Nei primi sei mesi del 2026 la Polizia locale di Reggio Emilia ha rintracciato e sanzionato ben 133 automobilisti che, subito dopo un incidente stradale, si sono allontanati senza fermarsi a prestare soccorso ai feriti o comunque senza fornire gli estremi della propria assicurazione auto per il risarcimento dei danni causati.
Per avere un riferimento più immediato, si tratta dell’incredibile media di 22 casi del genere al mese – contando ovviamente solo quelli in cui l’indagine si è conclusa con successo, con l’individuazione della persona responsabile.

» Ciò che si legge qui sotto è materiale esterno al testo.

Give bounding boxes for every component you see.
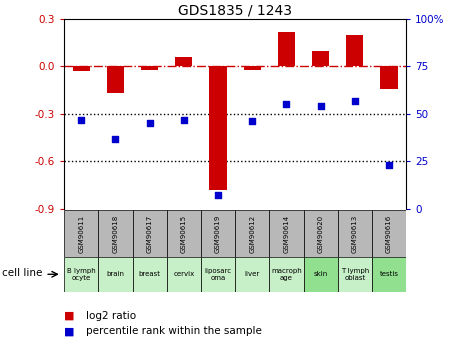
Bar xyxy=(209,66,227,190)
Point xyxy=(77,117,85,122)
Text: ■: ■ xyxy=(64,311,75,321)
Bar xyxy=(235,257,269,292)
Bar xyxy=(244,66,261,70)
Bar xyxy=(346,35,363,66)
Bar xyxy=(141,66,158,70)
Point xyxy=(385,162,393,168)
Text: GSM90614: GSM90614 xyxy=(284,215,289,253)
Bar xyxy=(372,257,406,292)
Bar xyxy=(304,257,338,292)
Text: GSM90620: GSM90620 xyxy=(318,215,323,253)
Point xyxy=(180,117,188,122)
Text: GSM90618: GSM90618 xyxy=(113,215,118,253)
Bar xyxy=(73,66,90,71)
Text: cervix: cervix xyxy=(173,271,194,277)
Point xyxy=(283,101,290,107)
Text: B lymph
ocyte: B lymph ocyte xyxy=(67,268,95,281)
Text: macroph
age: macroph age xyxy=(271,268,302,281)
Text: testis: testis xyxy=(380,271,399,277)
Bar xyxy=(269,210,304,257)
Text: ■: ■ xyxy=(64,326,75,336)
Text: liver: liver xyxy=(245,271,260,277)
Bar xyxy=(201,210,235,257)
Bar xyxy=(64,210,98,257)
Text: cell line: cell line xyxy=(2,268,43,277)
Bar xyxy=(175,57,192,66)
Text: GSM90611: GSM90611 xyxy=(78,215,84,253)
Text: GSM90617: GSM90617 xyxy=(147,215,152,253)
Bar xyxy=(167,210,201,257)
Bar xyxy=(133,257,167,292)
Bar xyxy=(167,257,201,292)
Bar xyxy=(312,51,329,66)
Bar xyxy=(64,257,98,292)
Point xyxy=(146,121,153,126)
Point xyxy=(214,193,222,198)
Point xyxy=(112,136,119,141)
Point xyxy=(317,104,324,109)
Bar xyxy=(380,66,398,89)
Bar xyxy=(372,210,406,257)
Bar xyxy=(278,32,295,66)
Text: liposarc
oma: liposarc oma xyxy=(204,268,232,281)
Text: brain: brain xyxy=(106,271,124,277)
Text: T lymph
oblast: T lymph oblast xyxy=(341,268,369,281)
Text: GSM90616: GSM90616 xyxy=(386,215,392,253)
Bar xyxy=(269,257,304,292)
Point xyxy=(351,98,359,104)
Text: GSM90612: GSM90612 xyxy=(249,215,255,253)
Bar xyxy=(98,210,133,257)
Text: percentile rank within the sample: percentile rank within the sample xyxy=(86,326,261,336)
Text: log2 ratio: log2 ratio xyxy=(86,311,136,321)
Bar xyxy=(98,257,133,292)
Bar xyxy=(304,210,338,257)
Bar xyxy=(235,210,269,257)
Bar xyxy=(338,257,372,292)
Text: GSM90619: GSM90619 xyxy=(215,215,221,253)
Bar xyxy=(201,257,235,292)
Text: skin: skin xyxy=(314,271,328,277)
Title: GDS1835 / 1243: GDS1835 / 1243 xyxy=(178,4,292,18)
Text: GSM90615: GSM90615 xyxy=(181,215,187,253)
Bar xyxy=(133,210,167,257)
Bar xyxy=(107,66,124,93)
Bar xyxy=(338,210,372,257)
Point xyxy=(248,119,256,124)
Text: GSM90613: GSM90613 xyxy=(352,215,358,253)
Text: breast: breast xyxy=(139,271,161,277)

Il dato è in leggero aumento rispetto all’anno scorso, quando nello stesso arco temporale furono 116 le sanzioni per gli incidenti con successiva fuga; nel frattempo, però, sono stati anche rafforzati gli strumenti a disposizione della Polizia locale, grazie ai quali è aumentata la possibilità di rintracciare chi tenta di far perdere le proprie tracce dopo un incidente.
Oltre alle informazioni fornite da eventuali testimoni, che spesso riescono ad annotare almeno una parte della targa del mezzo prima che questo si allontani dalla scena, gli agenti possono contare anche su un numero sempre maggiore di telecamere di videosorveglianza e impianti Ocr (lettori ottici che “scannerizzano” le targhe dei veicoli di passaggio) – in alcuni casi, poi, sono presenti anche dashcam sui mezzi coinvolti: tutti dispositivi che consentono a chi indaga di ricostruire con precisione la dinamica dei fatti, rintracciare i conducenti coinvolti e inchiodare gli eventuali fuggitivi alle proprie responsabilità, facendo in modo che rispondano dei danni eventualmente provocati.
Tra il 2024 e il 2026 il Comune di Reggio ha potenziato sensibilmente il sistema di videosorveglianza cittadino, passando in due anni da 637 a 872 telecamere totali (con un aumento – da 64 a 84 – anche dei lettori di targhe Ocr).